Architect and artist Akane Moriyama has built her practice on exploring how textiles can disrupt and reveal the hidden qualities of a space.

Internal Windows plays with the typology of the window: a frame that stands as the threshold between interior and exterior, and whose material qualities enable phenomena such as the refraction of light, distorted shadows and fogged glass. Utilising knitted textiles by Kvadrat Febrik, Internal Windows examines the potential of textiles to similarly frame our perspective of a space.

Within the installation, sheets of coloured Gentle 2 textile are rolled and placed within a semi-transparent volume that divides the space. As white light passes through the textile, the rolled tubes act as filters, tinting the other side of the space with colour washes. In Internal Windows, textiles become the medium through which a space is observed and defined.
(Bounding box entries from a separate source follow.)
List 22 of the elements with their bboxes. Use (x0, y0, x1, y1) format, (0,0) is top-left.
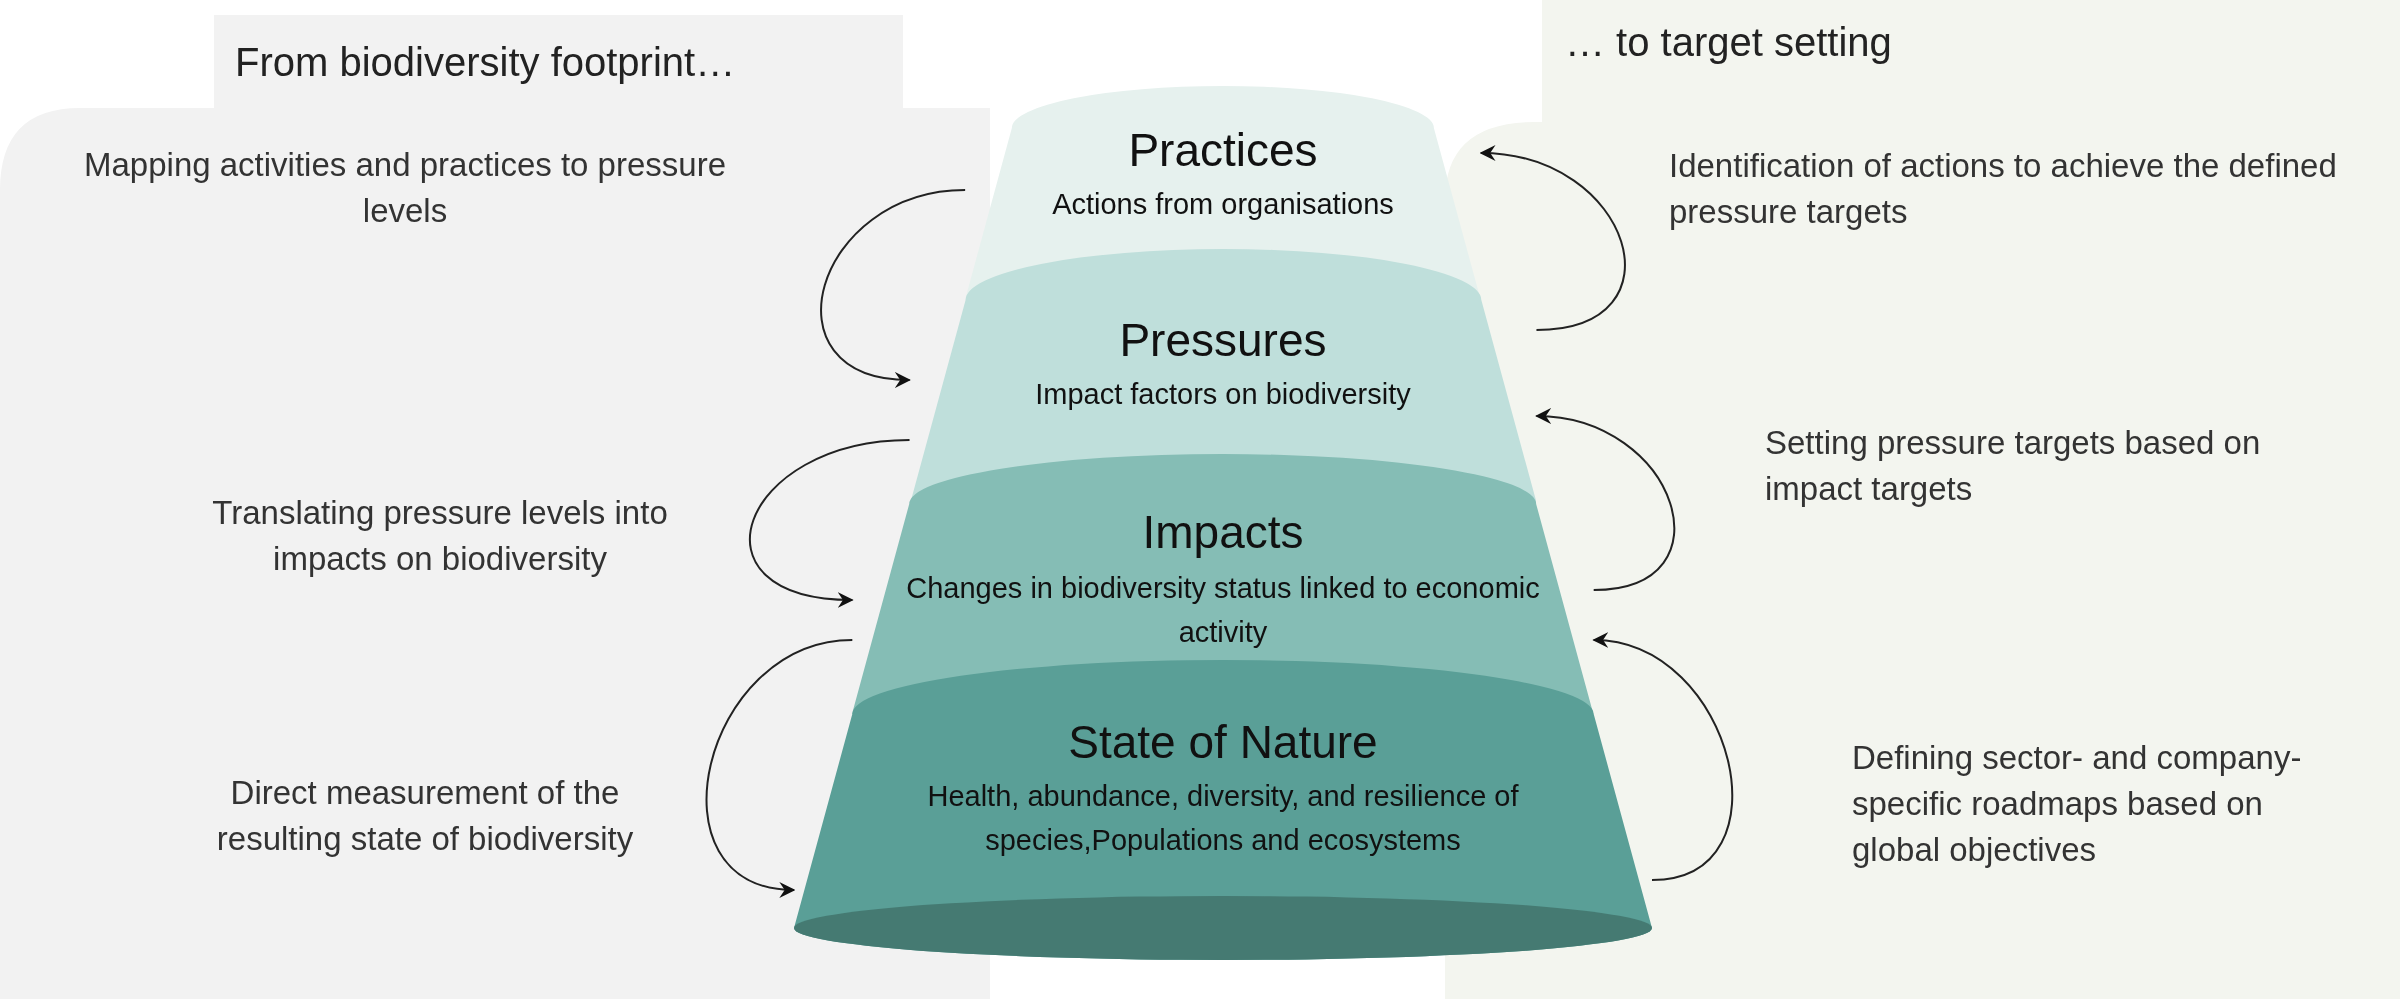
curved-arrow (1535, 409, 1676, 591)
edge-label: Setting pressure targets based on impact targets (1765, 423, 2262, 509)
curved-arrow (1592, 634, 1734, 881)
curved-arrow (1479, 146, 1626, 331)
edge-label: Defining sector- and company-specific roadmaps based on global objectives (1852, 738, 2303, 870)
layer-description: Changes in biodiversity status linked to economic activity (905, 571, 1541, 650)
layer-title: Pressures (1118, 315, 1328, 365)
layer-description: Health, abundance, diversity, and resilience of species,Populations and ecosystems (926, 779, 1520, 858)
edge-label: Mapping activities and practices to pressure levels (83, 145, 727, 231)
curved-arrow (705, 639, 854, 896)
layer-title: Impacts (1141, 507, 1305, 557)
curved-arrow (820, 189, 967, 387)
edge-label: Translating pressure levels into impacts on biodiversity (211, 493, 669, 579)
layer-title: Practices (1127, 125, 1319, 175)
edge-label: Identification of actions to achieve the defined pressure targets (1669, 146, 2338, 232)
panel-heading: … to target setting (1565, 20, 1892, 65)
layer-title: State of Nature (1067, 717, 1379, 767)
layer-description: Impact factors on biodiversity (1034, 377, 1412, 412)
curved-arrow (748, 439, 911, 607)
edge-label: Direct measurement of the resulting state of biodiversity (215, 773, 635, 859)
panel-heading: From biodiversity footprint… (235, 40, 736, 85)
layer-description: Actions from organisations (1051, 187, 1395, 222)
Given her experience with textiles, Moriyama treated the Kvadrat Febrik knitted textiles as organic entities, stretching and shrinking the material as she worked with it. Ultimately, she settled upon rolling the textiles into soft curves that reveal their flexibility, as well as the different expressions of the textiles’ surface structures.
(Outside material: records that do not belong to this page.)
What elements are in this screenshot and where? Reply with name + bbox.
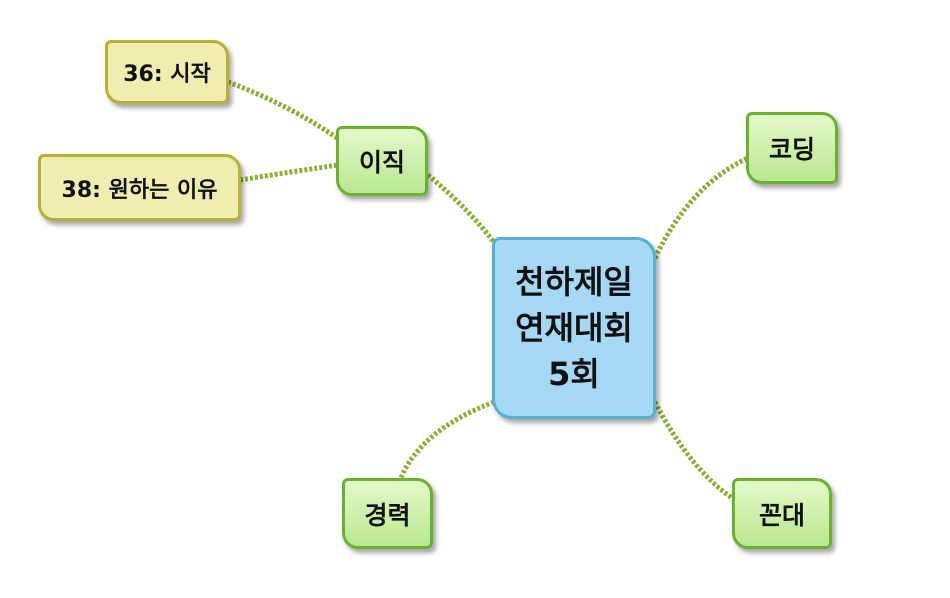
branch-coding[interactable]: 코딩 (746, 112, 838, 184)
central-topic-line1: 천하제일 (515, 263, 633, 301)
central-topic-line2: 연재대회 (515, 309, 633, 347)
central-topic[interactable]: 천하제일 연재대회 5회 (492, 237, 656, 419)
link-center-career (397, 399, 495, 481)
link-center-kkondae (652, 400, 737, 503)
branch-career[interactable]: 경력 (342, 478, 433, 549)
subtopic-start[interactable]: 36: 시작 (105, 40, 229, 104)
branch-ijik[interactable]: 이직 (336, 126, 428, 196)
subtopic-reason[interactable]: 38: 원하는 이유 (38, 154, 241, 221)
link-ijik-start (227, 79, 342, 143)
branch-kkondae[interactable]: 꼰대 (732, 478, 832, 549)
link-ijik-reason (239, 162, 339, 183)
link-center-coding (652, 155, 750, 260)
central-topic-line3: 5회 (548, 355, 600, 393)
link-center-ijik (426, 173, 499, 247)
I was curious how the knitted fabrics would react to a space, the textile gives a direction.

- Akane Moriyama

Akane Moriyama

Akane Moriyama is a Stockholm-based artist and architect who uses techniques such as dyeing, knitting and weaving to intervene in architectural space. Her oeuvre comprises projects of varied scale, with notable examples including Curtain for O House (Kyoto, 2009), Cubic Prism (Texas, 2013), Curtain for Hirakata T-SITE (Osaka, 2016) and Azorean Spectrum Range (The Azores, 2017). She was a finalist for the Young Architects Program 2019 at MOMA PS1.